The other funeral had been her mother’s. She didn’t cry at her mother’s funeral at all. At least, she didn’t think she did. Large sections of that day, those days, she did not remember. The things she should have remembered, she didn’t. She didn’t remember what her mother’s face looked like in the casket. She didn’t remember what her mother had been wearing. She remembered she wore a white shirt, because she read online that it was traditional at Buddhist funerals to wear white instead of black, and though her mom was only sort of Buddhist, she liked the idea. She remembered eating a Lorna Doone. She had never heard of, never even seen, a Lorna Doone before. There was a small basket of cookies and crackers beside the tissues in the family parlor, off the main room with all the chairs and the big line of people who showed up to shake her hand and tell her How Sorry They Were. She knew there were plenty of things in the world that she didn’t know, but those alien Lorna Doones, cheerful yellow wrappers shining side by side with the Oreos, made her feel like she’d slipped into another dimension. Lorna Doones didn’t exist in her world. This had to be another world entirely.
Vincent Pryce’s funeral was another world beyond that.

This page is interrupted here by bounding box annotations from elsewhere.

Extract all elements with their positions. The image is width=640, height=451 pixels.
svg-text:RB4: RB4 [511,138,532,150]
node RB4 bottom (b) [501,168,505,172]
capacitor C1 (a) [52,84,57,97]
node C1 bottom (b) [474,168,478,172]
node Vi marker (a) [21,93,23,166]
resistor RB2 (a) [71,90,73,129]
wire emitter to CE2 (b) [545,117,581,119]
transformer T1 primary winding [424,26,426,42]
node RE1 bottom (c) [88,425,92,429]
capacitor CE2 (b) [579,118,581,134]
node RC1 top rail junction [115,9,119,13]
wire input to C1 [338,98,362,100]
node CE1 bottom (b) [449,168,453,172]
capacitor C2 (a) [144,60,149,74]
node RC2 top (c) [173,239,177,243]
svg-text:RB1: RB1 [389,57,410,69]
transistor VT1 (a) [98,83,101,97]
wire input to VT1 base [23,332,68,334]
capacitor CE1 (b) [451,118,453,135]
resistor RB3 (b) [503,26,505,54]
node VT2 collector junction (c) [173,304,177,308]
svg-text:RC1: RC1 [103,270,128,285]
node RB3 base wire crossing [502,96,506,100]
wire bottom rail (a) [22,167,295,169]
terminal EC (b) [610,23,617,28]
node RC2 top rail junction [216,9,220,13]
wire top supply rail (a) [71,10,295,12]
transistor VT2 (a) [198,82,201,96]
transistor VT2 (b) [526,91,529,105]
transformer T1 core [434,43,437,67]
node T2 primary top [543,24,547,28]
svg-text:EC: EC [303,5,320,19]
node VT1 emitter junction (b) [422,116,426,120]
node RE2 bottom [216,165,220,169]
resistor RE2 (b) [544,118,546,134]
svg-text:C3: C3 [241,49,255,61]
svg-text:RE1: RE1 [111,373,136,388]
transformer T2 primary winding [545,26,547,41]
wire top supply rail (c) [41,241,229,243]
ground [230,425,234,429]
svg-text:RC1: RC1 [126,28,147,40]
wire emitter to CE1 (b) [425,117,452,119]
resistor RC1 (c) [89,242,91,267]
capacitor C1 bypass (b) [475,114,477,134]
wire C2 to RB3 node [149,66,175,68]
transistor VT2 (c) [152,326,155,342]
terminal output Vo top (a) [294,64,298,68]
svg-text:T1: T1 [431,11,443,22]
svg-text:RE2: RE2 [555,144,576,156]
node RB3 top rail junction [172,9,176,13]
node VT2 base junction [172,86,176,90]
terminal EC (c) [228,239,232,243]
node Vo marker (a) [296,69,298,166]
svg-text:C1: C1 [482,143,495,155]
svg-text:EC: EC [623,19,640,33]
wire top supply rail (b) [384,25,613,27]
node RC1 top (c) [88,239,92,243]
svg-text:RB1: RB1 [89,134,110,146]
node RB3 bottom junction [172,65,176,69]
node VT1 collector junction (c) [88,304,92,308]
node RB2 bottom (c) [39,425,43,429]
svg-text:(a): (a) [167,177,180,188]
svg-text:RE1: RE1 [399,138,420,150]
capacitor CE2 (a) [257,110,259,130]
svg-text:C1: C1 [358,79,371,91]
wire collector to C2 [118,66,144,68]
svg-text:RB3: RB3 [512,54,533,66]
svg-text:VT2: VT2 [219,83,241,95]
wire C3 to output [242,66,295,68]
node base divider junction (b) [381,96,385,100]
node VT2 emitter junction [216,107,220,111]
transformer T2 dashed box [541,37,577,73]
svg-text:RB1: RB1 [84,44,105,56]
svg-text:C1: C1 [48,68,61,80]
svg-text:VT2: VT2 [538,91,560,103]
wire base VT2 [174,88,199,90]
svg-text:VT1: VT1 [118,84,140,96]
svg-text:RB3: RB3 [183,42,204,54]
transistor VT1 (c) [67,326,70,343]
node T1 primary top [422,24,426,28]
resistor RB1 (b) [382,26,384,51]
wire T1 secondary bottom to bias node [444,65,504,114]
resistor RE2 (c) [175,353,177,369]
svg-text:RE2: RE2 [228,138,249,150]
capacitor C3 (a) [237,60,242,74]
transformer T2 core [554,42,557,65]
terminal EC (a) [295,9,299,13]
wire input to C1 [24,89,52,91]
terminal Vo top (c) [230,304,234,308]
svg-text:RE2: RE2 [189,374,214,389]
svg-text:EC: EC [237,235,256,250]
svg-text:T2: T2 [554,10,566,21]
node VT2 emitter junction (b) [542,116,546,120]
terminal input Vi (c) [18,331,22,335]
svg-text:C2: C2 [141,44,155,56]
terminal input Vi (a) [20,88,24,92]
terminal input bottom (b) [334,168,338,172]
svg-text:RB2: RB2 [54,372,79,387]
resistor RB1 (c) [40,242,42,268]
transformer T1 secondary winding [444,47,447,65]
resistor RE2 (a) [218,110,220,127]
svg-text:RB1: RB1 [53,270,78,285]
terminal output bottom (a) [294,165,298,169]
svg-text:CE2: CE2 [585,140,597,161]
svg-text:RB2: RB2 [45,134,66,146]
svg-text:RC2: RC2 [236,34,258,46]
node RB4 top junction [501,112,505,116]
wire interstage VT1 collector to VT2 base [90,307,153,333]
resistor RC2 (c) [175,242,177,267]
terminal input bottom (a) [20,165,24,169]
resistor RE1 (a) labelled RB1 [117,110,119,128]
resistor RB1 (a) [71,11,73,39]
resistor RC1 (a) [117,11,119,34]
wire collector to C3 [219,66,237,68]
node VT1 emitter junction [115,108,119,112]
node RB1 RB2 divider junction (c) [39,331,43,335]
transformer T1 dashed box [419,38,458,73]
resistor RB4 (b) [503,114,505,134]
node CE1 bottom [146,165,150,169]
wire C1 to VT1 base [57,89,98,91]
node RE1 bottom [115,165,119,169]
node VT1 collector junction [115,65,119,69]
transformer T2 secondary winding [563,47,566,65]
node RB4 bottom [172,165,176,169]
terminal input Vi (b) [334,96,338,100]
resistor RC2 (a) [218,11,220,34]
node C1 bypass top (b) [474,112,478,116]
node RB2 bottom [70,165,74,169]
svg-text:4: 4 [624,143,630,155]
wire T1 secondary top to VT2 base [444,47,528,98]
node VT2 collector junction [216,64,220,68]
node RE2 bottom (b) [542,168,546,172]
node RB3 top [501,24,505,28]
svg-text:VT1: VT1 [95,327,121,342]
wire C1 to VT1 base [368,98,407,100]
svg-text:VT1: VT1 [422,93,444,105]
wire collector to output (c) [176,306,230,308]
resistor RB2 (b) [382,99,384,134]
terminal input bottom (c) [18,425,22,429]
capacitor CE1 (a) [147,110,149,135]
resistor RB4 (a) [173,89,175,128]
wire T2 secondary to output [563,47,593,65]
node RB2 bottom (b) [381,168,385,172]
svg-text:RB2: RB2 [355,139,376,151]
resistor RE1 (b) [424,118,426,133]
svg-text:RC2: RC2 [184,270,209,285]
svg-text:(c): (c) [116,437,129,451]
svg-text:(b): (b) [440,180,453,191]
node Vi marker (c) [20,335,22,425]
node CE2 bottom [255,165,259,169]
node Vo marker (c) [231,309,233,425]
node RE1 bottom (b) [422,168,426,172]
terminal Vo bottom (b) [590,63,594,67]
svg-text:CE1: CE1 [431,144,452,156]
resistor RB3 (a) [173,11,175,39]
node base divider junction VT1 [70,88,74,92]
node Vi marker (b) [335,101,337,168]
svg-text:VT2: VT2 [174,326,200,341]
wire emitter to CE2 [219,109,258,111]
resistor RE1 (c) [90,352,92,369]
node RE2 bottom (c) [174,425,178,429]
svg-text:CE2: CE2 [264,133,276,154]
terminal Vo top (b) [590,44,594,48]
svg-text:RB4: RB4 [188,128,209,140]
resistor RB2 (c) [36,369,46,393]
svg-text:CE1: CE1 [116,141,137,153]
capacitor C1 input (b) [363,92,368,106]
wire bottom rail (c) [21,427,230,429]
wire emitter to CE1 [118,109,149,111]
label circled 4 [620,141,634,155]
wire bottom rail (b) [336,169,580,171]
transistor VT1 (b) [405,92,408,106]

The lawn of Boston Common, the low sloping part from the merry-go-round and the frog pond to the road that cut between the Common and the Public Garden, was a crowd. Of all sorts of people, old and young, black and Asian and
white and brown, skinny and fat and short and tall, and they were all in costume, and because they were all in costume, it was like looking straight into their hearts at what they loved or who they wanted to be. There were Poes and ghosts and cats and ravens and Spider-Men and mermaids and fairies and grim reapers and Leatherfaces and a freaky good Jason Voorhees – he was huge, scary huge; when he passed Dorry, she was eye to belly button – a bat, an Uno card, Dracula vampires, Twilight vampires, their faces brushed with glitter, some Red Sox, some Bruins, a Celtic who could have been Kevin Garnett, but she couldn’t get close enough to tell for sure. Someone was dressed as Mayor Menino. Someone was dressed as Kermit the Frog. Someone, a guy, Dorry thought – he had big shoulders and an Adam’s apple – was dressed as Cher, which Dorry got only after Cher came up to Ned and said, “Prince!” and Ned said, “Cher!” and they hugged, because even though they were strangers, they knew each other.
She hadn’t known what Ned’s costume was until then. He was wearing a purple jacket with big shoulders and skinny black pants and a curly wig, and he’d grown a scrubby little mustache that shouldn’t have been cute but was stupid adorable. Maybe because he was still wearing his glasses. He had blobs of red makeup smeared all over his face, which she still didn’t get (was he zombie Prince?). But he’d known right away who she was – “Hey, Death!” he said as she walked up to the bus stop by the Dunkin’ Donuts on Highland – so she was too embarrassed to ask who he was trying to be.
Ned’s big sister, Cass, was dressed as Nefertiti. Dorry recognized her right away; she’d been obsessed with ancient Egypt in the fourth grade. Cass was a junior at MIT and had the best posture of anyone Dorry had ever met. Her eye makeup was like Dorry’s, only much better. She wore a white toga with shiny gold belts wrapped around her waist and under her arms, and sandals, and a short denim jacket, because, despite the pretty warm weather, it was still October. When they got off the T at Park Street and stepped into the cooling night, Cass bobby-pinned a large, blue and gold paper headpiece over her hair. She kept reaching up to make sure it was secure.